In a typical industrial environment, controllers, SCADA systems, sensors of various generations, production servers, and corporate IT services operate side-by-side. Some of this equipment was designed for isolated OT networks, not for interaction with cloud platforms, remote access, or analytical services. This is why, when connected to a corporate network, insecure data exchange becomes not just a technical issue, but a management one.

A telling scenario is the integration of vibration sensors on a production line with a cloud-based analytical platform for predictive maintenance. The business goal is clear: detect anomalies earlier and plan repairs before an emergency shutdown. However, if the data collection circuit is not separated from the control circuit during architectural design, there is a risk of unauthorized access to PLC controllers. In IIoT projects, security must be embedded at the data flow design stage, not added after launch.

Scale also matters. Complex industrial facilities with thousands of connected sensors require a unified data normalization standard; otherwise, SCADA and analytical systems quickly turn into a collection of point-to-point integrations. The more formats, exceptions, and uncontrolled exchange channels exist, the harder it is to track what data is being transmitted, who has access to it, and where exactly risks arise.

OPC UA standard as a foundation for secure equipment interoperability

The OPC Foundation defines OPC Unified Architecture as a platform-independent architecture for secure and reliable interoperability in industrial systems. For an enterprise, this means that OPC UA can be viewed as a standardized exchange layer between equipment, industrial systems, and IT applications, when the goal is not just to collect signals, but to make data suitable for controlled transmission and subsequent analytics.

The practical role of OPC UA in an IIoT architecture is to reduce integration chaos. Instead of directly connecting legacy controllers to the corporate network, it is advisable to use industrial gateways or an intermediate data collection layer. Such a layer receives information within a controlled OT segment, normalizes it, and transmits it further to analytical or corporate systems via a standardized interface.

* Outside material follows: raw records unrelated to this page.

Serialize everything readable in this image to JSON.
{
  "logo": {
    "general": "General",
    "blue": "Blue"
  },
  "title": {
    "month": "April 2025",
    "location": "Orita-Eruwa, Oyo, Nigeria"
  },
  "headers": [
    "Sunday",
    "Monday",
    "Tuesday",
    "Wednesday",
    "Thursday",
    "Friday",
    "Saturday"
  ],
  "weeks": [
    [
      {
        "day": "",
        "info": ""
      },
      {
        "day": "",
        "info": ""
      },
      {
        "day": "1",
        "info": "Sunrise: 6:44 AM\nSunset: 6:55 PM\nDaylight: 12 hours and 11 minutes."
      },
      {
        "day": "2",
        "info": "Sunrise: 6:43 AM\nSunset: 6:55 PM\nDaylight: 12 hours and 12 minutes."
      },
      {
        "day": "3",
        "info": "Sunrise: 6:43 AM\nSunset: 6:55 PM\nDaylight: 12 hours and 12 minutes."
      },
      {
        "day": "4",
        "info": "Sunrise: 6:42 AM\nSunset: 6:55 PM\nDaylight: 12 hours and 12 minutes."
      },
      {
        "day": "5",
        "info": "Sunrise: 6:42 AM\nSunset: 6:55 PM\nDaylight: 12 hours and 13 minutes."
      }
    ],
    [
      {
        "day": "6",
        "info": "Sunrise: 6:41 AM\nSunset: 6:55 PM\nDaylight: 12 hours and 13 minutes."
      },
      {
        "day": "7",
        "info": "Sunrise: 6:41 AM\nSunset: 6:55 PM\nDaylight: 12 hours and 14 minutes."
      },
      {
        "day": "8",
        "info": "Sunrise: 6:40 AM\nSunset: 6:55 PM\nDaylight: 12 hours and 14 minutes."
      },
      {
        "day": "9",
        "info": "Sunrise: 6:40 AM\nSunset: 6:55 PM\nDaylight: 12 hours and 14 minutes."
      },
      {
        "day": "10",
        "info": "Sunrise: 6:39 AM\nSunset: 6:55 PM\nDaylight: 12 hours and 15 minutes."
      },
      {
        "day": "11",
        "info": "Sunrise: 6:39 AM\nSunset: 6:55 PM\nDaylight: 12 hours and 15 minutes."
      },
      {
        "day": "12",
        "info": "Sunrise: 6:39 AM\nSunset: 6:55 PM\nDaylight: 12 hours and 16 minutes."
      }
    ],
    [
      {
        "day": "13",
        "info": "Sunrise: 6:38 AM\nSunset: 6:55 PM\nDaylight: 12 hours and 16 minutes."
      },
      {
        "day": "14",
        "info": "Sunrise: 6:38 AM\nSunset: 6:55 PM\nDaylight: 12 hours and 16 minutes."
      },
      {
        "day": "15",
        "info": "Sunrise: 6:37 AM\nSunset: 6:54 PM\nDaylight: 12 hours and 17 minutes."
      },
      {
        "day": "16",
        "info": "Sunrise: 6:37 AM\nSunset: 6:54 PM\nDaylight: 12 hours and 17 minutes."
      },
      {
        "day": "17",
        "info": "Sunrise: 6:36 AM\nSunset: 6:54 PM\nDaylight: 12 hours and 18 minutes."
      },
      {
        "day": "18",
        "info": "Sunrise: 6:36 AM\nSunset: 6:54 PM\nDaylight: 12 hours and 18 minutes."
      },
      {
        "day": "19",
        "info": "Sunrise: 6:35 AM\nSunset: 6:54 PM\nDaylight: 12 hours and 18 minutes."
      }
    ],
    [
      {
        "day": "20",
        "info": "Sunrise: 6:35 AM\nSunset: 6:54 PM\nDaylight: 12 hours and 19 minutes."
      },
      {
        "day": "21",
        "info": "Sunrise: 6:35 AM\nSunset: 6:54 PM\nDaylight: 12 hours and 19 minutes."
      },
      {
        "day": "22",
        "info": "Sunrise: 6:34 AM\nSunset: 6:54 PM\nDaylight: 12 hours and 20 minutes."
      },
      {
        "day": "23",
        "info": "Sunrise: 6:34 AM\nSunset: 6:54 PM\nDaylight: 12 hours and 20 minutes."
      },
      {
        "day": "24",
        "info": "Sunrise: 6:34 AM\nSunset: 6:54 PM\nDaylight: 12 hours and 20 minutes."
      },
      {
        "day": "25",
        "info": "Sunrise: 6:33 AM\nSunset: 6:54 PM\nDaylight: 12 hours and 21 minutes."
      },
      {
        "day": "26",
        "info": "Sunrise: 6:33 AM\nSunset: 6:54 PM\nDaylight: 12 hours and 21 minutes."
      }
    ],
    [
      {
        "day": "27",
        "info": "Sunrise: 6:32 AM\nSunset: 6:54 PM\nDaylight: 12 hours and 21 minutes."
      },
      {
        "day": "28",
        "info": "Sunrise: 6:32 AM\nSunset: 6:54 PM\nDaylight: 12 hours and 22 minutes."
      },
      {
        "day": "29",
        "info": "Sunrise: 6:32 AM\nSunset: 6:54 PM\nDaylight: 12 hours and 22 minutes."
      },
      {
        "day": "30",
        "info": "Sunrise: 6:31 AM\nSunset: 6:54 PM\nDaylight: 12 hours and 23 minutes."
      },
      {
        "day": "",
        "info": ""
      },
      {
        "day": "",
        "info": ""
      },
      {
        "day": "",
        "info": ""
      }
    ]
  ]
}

At the same time, OPC UA should not be treated as a universal defense against all threats. Switching to OPC UA does not eliminate the need for network segmentation, physical access control, firewall rules, and monitoring processes. It is an important element of secure interoperability, but it only works as part of a broader IT/OT environment protection strategy.

  • Do not connect PLCs and other critical OT assets directly to the corporate network without an intermediate secure layer.
  • Determine which data is truly needed for analytics and which should remain in the local OT circuit.
  • Use OPC UA as a layer for standardized and more secure exchange, but combine it with segmentation.
  • Verify that the integration does not create a reverse access channel from IT systems to critical controllers.

Protecting industrial systems with the ISA/IEC 62443 standard series

If OPC UA addresses interoperability and secure data exchange, the ISA/IEC 62443 series sets a broader approach to the cybersecurity of industrial automation systems. According to ISA, this series of standards covers over 20 industries where operational technologies are used. This is important for enterprises that have not only individual IIoT projects but also extensive critical infrastructure with varying levels of risk.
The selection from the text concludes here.